Из-под клавиш полилась тихая мелодия. Настраивающая инструмент Катерина заворожено следила за длинными ровными пальцами, бледнея от нарастающего звука ноктюрна и стука собственного сердца. Пришла её очередь. Она едва не запнулась, но уверенно сыграла свою партию. Для полного звучания не хватало скрипки, но действие музыки ярко отпечаталось на помолодевшем лице Олега Владимировича. Он, словно околдованный, глядел на Тамару. Щербакова очаровывали её выразительные глаза, короткие, выше плеча, закручивающиеся волосы, маленькая родинка с правой стороны вытянутого, но не по-аристократически, подбородка. Мужчина мимолётно переводил задумчиво-оценивающий взгляд на Бориса, ненамеренно сравнивая себя, седого и неловкого, неуклюжего, как он сам считал, старика, с бодрым и стройным, без внешних изъянов, красавцем-рабочим. Тамара это замечала.

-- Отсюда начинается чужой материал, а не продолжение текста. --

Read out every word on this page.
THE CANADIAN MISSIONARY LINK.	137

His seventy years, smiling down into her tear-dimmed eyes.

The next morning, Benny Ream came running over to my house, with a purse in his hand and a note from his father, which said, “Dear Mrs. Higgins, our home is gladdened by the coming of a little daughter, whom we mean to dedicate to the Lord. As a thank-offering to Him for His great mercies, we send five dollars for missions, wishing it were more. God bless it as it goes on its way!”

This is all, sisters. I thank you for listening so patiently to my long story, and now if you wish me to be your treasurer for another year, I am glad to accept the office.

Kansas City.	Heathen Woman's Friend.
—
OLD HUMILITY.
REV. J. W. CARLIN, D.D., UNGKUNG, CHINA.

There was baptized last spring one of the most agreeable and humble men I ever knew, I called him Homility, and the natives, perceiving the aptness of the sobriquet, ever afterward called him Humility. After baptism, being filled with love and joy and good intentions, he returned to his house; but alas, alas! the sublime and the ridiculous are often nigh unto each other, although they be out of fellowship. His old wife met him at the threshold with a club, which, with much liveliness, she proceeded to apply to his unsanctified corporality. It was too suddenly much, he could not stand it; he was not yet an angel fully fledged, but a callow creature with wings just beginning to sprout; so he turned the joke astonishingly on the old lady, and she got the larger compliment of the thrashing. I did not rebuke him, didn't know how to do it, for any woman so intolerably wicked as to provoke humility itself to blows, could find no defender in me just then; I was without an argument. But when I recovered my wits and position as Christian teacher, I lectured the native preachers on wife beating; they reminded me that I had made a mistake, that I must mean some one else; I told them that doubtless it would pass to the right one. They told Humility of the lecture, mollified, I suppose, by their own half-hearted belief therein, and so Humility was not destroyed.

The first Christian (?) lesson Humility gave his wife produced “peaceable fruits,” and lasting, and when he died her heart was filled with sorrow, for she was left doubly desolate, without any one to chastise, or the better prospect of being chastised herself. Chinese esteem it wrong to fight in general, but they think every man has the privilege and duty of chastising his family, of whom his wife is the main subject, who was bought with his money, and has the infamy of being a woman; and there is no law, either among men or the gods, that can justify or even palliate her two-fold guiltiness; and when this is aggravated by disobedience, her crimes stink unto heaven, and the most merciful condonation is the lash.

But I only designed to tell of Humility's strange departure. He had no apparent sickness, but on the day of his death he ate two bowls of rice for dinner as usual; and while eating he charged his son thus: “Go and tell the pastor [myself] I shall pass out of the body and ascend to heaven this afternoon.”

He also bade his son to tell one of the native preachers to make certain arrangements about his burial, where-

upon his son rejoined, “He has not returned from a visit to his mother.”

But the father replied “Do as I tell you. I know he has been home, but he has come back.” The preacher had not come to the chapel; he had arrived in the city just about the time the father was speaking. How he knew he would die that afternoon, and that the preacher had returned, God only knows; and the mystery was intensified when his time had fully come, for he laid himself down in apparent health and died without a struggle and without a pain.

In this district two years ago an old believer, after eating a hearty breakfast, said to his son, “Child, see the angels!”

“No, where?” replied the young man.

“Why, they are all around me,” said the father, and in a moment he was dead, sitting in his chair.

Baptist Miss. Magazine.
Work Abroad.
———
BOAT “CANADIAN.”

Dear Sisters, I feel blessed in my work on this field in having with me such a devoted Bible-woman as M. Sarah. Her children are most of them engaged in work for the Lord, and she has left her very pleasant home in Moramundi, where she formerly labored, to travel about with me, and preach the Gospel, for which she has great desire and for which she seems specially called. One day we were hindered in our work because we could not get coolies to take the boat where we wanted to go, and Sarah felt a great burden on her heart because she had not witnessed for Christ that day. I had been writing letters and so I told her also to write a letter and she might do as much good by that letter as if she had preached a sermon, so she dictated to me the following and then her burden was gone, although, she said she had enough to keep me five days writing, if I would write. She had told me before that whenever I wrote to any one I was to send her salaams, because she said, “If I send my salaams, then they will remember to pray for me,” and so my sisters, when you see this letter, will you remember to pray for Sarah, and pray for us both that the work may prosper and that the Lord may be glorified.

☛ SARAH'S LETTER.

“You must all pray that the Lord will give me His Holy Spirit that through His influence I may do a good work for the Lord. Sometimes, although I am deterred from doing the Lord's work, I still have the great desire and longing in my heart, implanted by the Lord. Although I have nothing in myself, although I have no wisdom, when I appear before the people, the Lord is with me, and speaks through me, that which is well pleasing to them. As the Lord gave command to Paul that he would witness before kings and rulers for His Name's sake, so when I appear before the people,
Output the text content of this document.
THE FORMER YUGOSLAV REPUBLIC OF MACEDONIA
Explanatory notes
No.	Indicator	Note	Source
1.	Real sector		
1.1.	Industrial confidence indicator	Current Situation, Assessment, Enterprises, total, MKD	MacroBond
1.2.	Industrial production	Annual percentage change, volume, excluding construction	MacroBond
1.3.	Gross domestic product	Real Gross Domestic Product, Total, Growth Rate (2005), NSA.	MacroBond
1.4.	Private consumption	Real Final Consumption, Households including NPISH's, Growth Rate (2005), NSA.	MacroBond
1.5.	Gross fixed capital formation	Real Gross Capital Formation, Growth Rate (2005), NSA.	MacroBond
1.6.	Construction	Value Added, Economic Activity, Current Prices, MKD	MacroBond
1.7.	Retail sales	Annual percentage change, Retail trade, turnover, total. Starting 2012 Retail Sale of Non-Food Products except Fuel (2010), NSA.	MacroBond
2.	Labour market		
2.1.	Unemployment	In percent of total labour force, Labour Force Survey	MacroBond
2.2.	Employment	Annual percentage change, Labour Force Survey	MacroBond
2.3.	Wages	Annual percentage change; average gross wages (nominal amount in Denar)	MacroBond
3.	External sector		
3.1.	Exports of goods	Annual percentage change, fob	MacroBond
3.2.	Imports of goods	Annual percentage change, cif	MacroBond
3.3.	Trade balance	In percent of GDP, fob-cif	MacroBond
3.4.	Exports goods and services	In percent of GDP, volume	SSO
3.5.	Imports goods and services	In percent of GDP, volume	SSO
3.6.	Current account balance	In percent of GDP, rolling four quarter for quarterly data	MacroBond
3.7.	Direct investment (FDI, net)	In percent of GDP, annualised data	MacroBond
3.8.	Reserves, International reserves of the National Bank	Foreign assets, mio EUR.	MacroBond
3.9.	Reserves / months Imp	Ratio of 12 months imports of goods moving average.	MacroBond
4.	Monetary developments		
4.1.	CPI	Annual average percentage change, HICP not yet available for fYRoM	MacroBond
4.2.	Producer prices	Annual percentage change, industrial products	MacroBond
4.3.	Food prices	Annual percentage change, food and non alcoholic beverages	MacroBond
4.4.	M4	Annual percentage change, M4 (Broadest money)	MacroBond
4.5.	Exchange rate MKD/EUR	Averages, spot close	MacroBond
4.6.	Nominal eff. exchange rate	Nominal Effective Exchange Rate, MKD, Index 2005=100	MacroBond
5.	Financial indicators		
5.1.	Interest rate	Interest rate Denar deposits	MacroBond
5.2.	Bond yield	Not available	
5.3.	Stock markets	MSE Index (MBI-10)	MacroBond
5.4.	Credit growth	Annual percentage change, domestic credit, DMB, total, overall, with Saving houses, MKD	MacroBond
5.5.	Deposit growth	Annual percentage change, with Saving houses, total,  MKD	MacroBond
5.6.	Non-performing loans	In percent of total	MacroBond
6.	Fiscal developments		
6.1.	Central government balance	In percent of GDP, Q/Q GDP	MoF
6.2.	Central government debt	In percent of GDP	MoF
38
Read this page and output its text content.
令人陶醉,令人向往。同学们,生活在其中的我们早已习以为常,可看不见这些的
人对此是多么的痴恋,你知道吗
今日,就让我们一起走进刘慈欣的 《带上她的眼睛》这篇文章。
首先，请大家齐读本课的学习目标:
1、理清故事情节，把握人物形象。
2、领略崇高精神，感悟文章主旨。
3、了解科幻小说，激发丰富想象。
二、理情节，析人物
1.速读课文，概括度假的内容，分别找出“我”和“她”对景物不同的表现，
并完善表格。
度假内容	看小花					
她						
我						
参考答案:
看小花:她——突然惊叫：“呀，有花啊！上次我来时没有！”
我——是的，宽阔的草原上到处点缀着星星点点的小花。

Крайний раз она чувствовала стыд много лет назад, ещё до встречи с Щербаковым, но сейчас, видя его влюблённые глаза, в работнице невольно возникало жжение. Она не любила Бориса, как женщины любят мужчин. Пускай она не признавалась, но место в её сердце уже было отдано фабриканту-покровителю. Тамара не считала их сношения с Борисом теми сношениями, которые принято воспринимать всерьёз. Она не думала, что они делают что-то неправильное, или что этим она предаёт Олега Владимировича. Она не считала измену с братом изменой. (Её мнению, впрочем, есть обоснование. Как бы то не звучало избито и пошло, но все проблемы возникают в детстве.) И всё-таки она почувствовала стыд.